The other trend is broad adoption of commercially available software-defined radios and radars by the aerospace and defense community. These systems, because they’re all moving into the same RF spectral area, must be more efficient and smarter about interference and coexistence. Some people are looking to AI to help with smart spectrum management, avoiding airport radars and things like that.

Let’s end with an overview of MathWorks’ tools and how they support aerospace and defense.

MATLAB and Simulink are our platform products: MATLAB provides a great platform for algorithm development. Simulink is used widely for multi-domain simulation (baseband and RF), deployment, and as an integration platform for diverse engineering teams (Fig. 2).

In the case of wireless and aero/defense, we've also seen strong adoption of our toolboxes. On both the commercial and aero/defense sides, our standards-based 5G Toolbox and LTE Toolbox see a lot of use.
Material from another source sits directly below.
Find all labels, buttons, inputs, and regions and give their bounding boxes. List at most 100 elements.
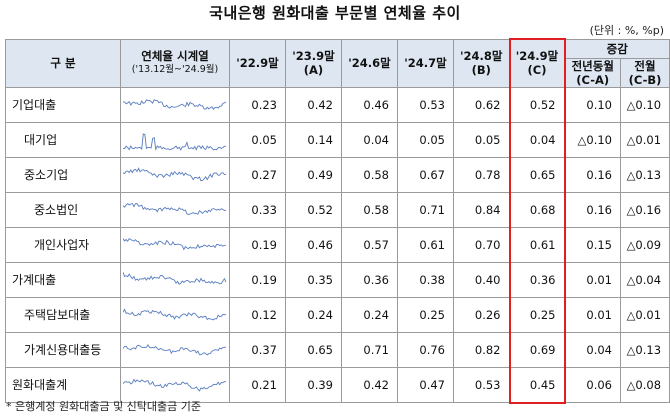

Collectively, our tools are used to develop the layers of media-access control (MAC) and PHY, where they’re building right up from requirements analysis through development and into deployment, putting algorithms on hardware.

Many of our customers are using the tools across the different phases of their project lifecycle, so that the antenna engineer, the RF engineer, and the signal-processing engineer all work on a common simulation framework (Fig. 3). It’s being able to do quick tradeoffs and what-if analysis.

As you build up, say, the channel model, it gradually expands into something looking very much like what the system will be. You’re taking data from the chamber and incorporating that into the system. And each time, you’re taking controlled steps in the design and not having big incremental changes. If something doesn’t work, you can always dial back to something that’s known to work and figure out what you changed.